Lundi 25 janvier 2084
Marvine
m’a arrêtée…
– Non…
Attends ! Vaut mieux que tu descendes pas au labo ce matin…
– Hein ?
Mais pourquoi ?
– Parce
que… Parce qu’il y a une grosse huile qui vient nous rendre
visite…
– Ah
oui, d’accord… J’ai compris… Vaut mieux éviter qu’elle me
voie… J’ai pas trop le droit d’y être en bas…
– C’est
surtout qu’elle apprécierait pas que toi, tu la voies… Moins il
y a de monde au courant de ce qu’elle vient faire ici…
– Qu’est-ce
qu’elle vient faire ?
– Tu
devines pas ? Son marché…
– Son
marché ? Tu veux dire… Se choisir un mec ?
– Si
c’était qu’un ! Non… En général, c’est deux ou trois
qu’elle s’envoie à la file… Quelquefois plus… Et on la
revoit pas d’un mois…
– Une
dirigeante ! Non, mais alors là, j’en reviens pas… Alors
que le discours qu’elles tiennent…
– Ça
t’étonne ?
– Non…
À vrai dire, non…
– Elles
ont tous les droits… Elles les prennent… Quand on a le pouvoir…
– En
attendant, j’ai l’impression que c’est bien ce qu’on disait
jeudi… Une fois qu’on y a goûté aux hommes on peut plus s’en
passer…
– Ben,
évidemment…
– Tu
parles d’expérience ?
– À
ton avis ?
– Mon
avis, c’est que quand on en a toute une tripotée, comme ça, sous
la main, on est forcément tentée… Un jour ou l’autre… Tu me
raconteras ?
– File !
Elle va arriver… Descends aux archives… En principe, c’est pour
ça qu’on te l’a donné le laissez-passer… Si tu veux pas finir
par avoir des ennuis à force de jamais y mettre les pieds…
Urfine
m’a accueillie sur le pas de la porte…
– Ah,
quand même ! Je finissais par désespérer, moi !
– C’est
que…
– Oh,
mais te justifie pas !
– Mais
non, mais…
– C’est
le branle-bas de combat là-bas, hein ?
– Un
peu…
– Beaucoup,
tu veux dire, oui… Chaque fois qu’elle vient celle-là, c’est
pareil… Tout le monde sait pourquoi, mais tout le monde fait
semblant de croire que c’est dans le cadre de ses fonctions… Pour
vérifier que les quotas sont bien respectés… Les éprouvettes
bien étiquetées… Tu parles ! C’est hypocrisie et compagnie
tout ça… Comme d’habitude… Parce que tu vas en voir défiler
des grosses pointures… Sous les prétextes les plus divers… Mais
toujours pour les mêmes raisons… Ah, ça les tient de se caler un
mec entre les cuisses… À croire que plus on est haut placée… En
attendant, je me demande ce qu’elles y trouvent… Parce que moi
aussi, j’ai essayé… Comme la plupart ici… Et, franchement, ça
casse pas trois pattes à un canard… Tu t’éclates mille fois
plus avec une nana… Tu trouves pas, toi ?
– Je
peux pas savoir… J’ai jamais connu que ça les nanas…
– Oui…
Évidemment… Tu vis avec Marvine, hein ?
– Et
deux autres filles…
– Elles
ont beaucoup de chance… T’as un charme fou… Moi, à leur place,
c’est sans arrêt que j’aurais envie avec toi… Je te laisserais
pas un moment de répit… Mais je vis pas avec toi… Ce qui empêche
pas… Ce qui empêche rien… Si t’as envie, toi aussi, un jour…

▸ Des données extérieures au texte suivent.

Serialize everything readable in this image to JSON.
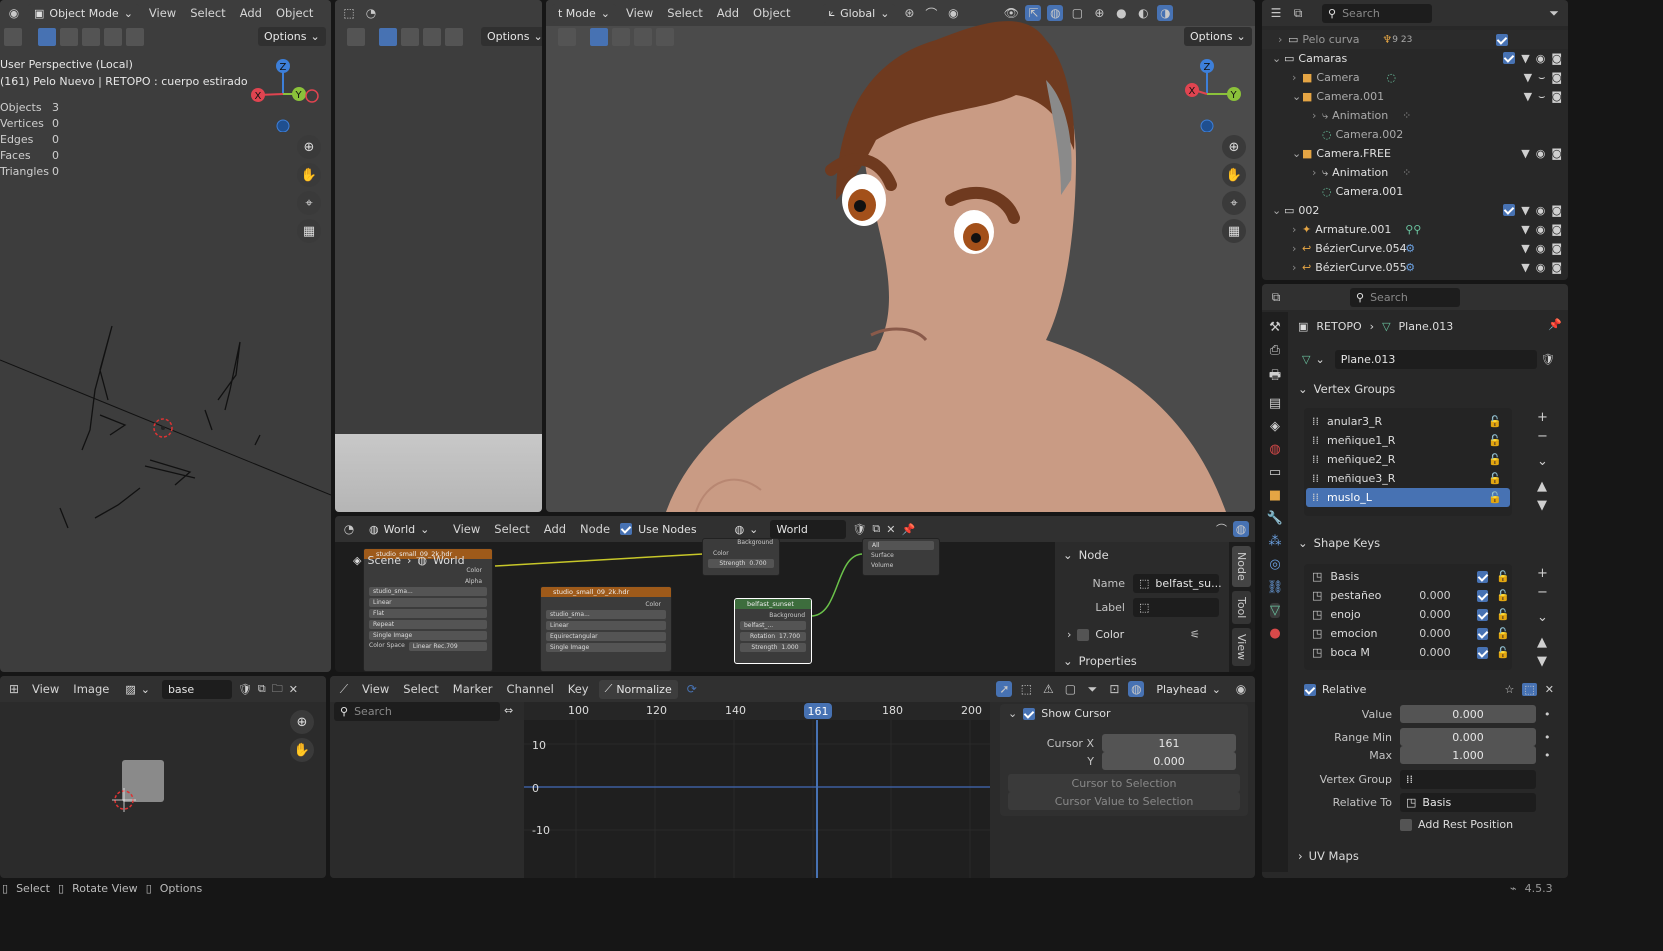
{
  "viewport_left": {
    "mode": "Object Mode",
    "menus": [
      "View",
      "Select",
      "Add",
      "Object"
    ],
    "options": "Options",
    "perspective": "User Perspective (Local)",
    "object_info": "(161) Pelo Nuevo | RETOPO : cuerpo estirado",
    "stats": [
      {
        "label": "Objects",
        "value": "3"
      },
      {
        "label": "Vertices",
        "value": "0"
      },
      {
        "label": "Edges",
        "value": "0"
      },
      {
        "label": "Faces",
        "value": "0"
      },
      {
        "label": "Triangles",
        "value": "0"
      }
    ]
  },
  "viewport_mid": {
    "options": "Options"
  },
  "viewport_main": {
    "mode": "t Mode",
    "menus": [
      "View",
      "Select",
      "Add",
      "Object"
    ],
    "orientation": "Global",
    "options": "Options"
  },
  "gizmo": {
    "x": "X",
    "y": "Y",
    "z": "Z"
  },
  "outliner": {
    "search_placeholder": "Search",
    "rows": [
      {
        "name": "Pelo curva",
        "extra": "9 23"
      },
      {
        "name": "Camaras"
      },
      {
        "name": "Camera"
      },
      {
        "name": "Camera.001"
      },
      {
        "name": "Animation"
      },
      {
        "name": "Camera.002"
      },
      {
        "name": "Camera.FREE"
      },
      {
        "name": "Animation"
      },
      {
        "name": "Camera.001"
      },
      {
        "name": "002"
      },
      {
        "name": "Armature.001"
      },
      {
        "name": "BézierCurve.054"
      },
      {
        "name": "BézierCurve.055"
      }
    ]
  },
  "properties": {
    "search_placeholder": "Search",
    "breadcrumb": [
      "RETOPO",
      "Plane.013"
    ],
    "mesh_name": "Plane.013",
    "vertex_groups_title": "Vertex Groups",
    "vertex_groups": [
      "anular3_R",
      "meñique1_R",
      "meñique2_R",
      "meñique3_R",
      "muslo_L"
    ],
    "shape_keys_title": "Shape Keys",
    "shape_keys": [
      {
        "name": "Basis",
        "value": ""
      },
      {
        "name": "pestañeo",
        "value": "0.000"
      },
      {
        "name": "enojo",
        "value": "0.000"
      },
      {
        "name": "emocion",
        "value": "0.000"
      },
      {
        "name": "boca M",
        "value": "0.000"
      }
    ],
    "relative": "Relative",
    "value_label": "Value",
    "value": "0.000",
    "range_min_label": "Range Min",
    "range_min": "0.000",
    "max_label": "Max",
    "max": "1.000",
    "vertex_group_label": "Vertex Group",
    "relative_to_label": "Relative To",
    "relative_to": "Basis",
    "add_rest_position": "Add Rest Position",
    "uv_maps": "UV Maps"
  },
  "node_editor": {
    "world_type": "World",
    "menus": [
      "View",
      "Select",
      "Add",
      "Node"
    ],
    "use_nodes": "Use Nodes",
    "world_name": "World",
    "breadcrumb": [
      "Scene",
      "World"
    ],
    "node_panel": {
      "title": "Node",
      "name_label": "Name",
      "name_value": "belfast_su...",
      "label_label": "Label",
      "color": "Color",
      "properties": "Properties"
    },
    "tabs": [
      "Node",
      "Tool",
      "View"
    ],
    "nodes": {
      "env1_title": "studio_small_09_2k.hdr",
      "env1_img": "studio_sma...",
      "env1_opts": [
        "Linear",
        "Flat",
        "Repeat",
        "Single Image"
      ],
      "env1_cs_label": "Color Space",
      "env1_cs": "Linear Rec.709",
      "out_color": "Color",
      "out_alpha": "Alpha",
      "env2_title": "studio_small_09_2k.hdr",
      "env2_color": "Color",
      "env2_img": "studio_sma...",
      "env2_opts": [
        "Linear",
        "Equirectangular",
        "Single Image"
      ],
      "bg_title": "Background",
      "bg_color": "Color",
      "bg_strength": "Strength",
      "bg_strength_val": "0.700",
      "out_all": "All",
      "out_surface": "Surface",
      "out_volume": "Volume",
      "sunset_title": "belfast_sunset",
      "sunset_bg": "Background",
      "sunset_img": "belfast_...",
      "sunset_rot": "Rotation",
      "sunset_rot_val": "17.700",
      "sunset_str": "Strength",
      "sunset_str_val": "1.000"
    }
  },
  "image_editor": {
    "menus": [
      "View",
      "Image"
    ],
    "image_name": "base"
  },
  "graph_editor": {
    "menus": [
      "View",
      "Select",
      "Marker",
      "Channel",
      "Key"
    ],
    "normalize": "Normalize",
    "playhead": "Playhead",
    "search_placeholder": "Search",
    "frames": [
      "100",
      "120",
      "140",
      "160",
      "180",
      "200"
    ],
    "current_frame": "161",
    "y_ticks": [
      "10",
      "0",
      "-10"
    ],
    "show_cursor": "Show Cursor",
    "cursor_x_label": "Cursor X",
    "cursor_x": "161",
    "cursor_y_label": "Y",
    "cursor_y": "0.000",
    "cursor_to_selection": "Cursor to Selection",
    "cursor_value_to_selection": "Cursor Value to Selection"
  },
  "statusbar": {
    "items": [
      "Select",
      "Rotate View",
      "Options"
    ],
    "version": "4.5.3"
  },
  "colors": {
    "accent": "#4772b3",
    "bg": "#2b2b2b",
    "header": "#303030",
    "axis_x": "#e04450",
    "axis_y": "#8bc23a",
    "axis_z": "#3d7fd9"
  }
}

Non, non… Dis rien… Réponds pas… Pas tout de suite… Pas
maintenant… Plus tard… Va travailler…
Et
elle m’a remis un imposant dossier… Elle y a rassemblé tous les
documents qu’elle a pu trouver concernant le séjour de mon
grand-père Christopher au centre. Et pas seulement au centre. Parce
que ce que je viens d’y découvrir, c’est qu’elles l’ont
suivi pas à pas dans sa fuite. Elles ont toujours su où il se
trouvait. Ce qu’il faisait. Avec qui. Tous les rapports sont là.
Soigneusement numérotés. Et pourtant à aucun moment elles n’ont
essayé d’intervenir. De le ramener. Elles l’ont laissé faire.
Jusqu’au bout. Pourquoi ? Alors qu’une telle attitude est en
complète contradiction avec les positions clairement et fermemement
affichées du gouvernement de l’époque. Il y a certainement une
raison, mais laquelle ? J’ai beau tourner et retourner la
question dans tous les sens, je ne trouve aucune réponse qui me
satisfasse vraiment. Il y a là un véritable mystère.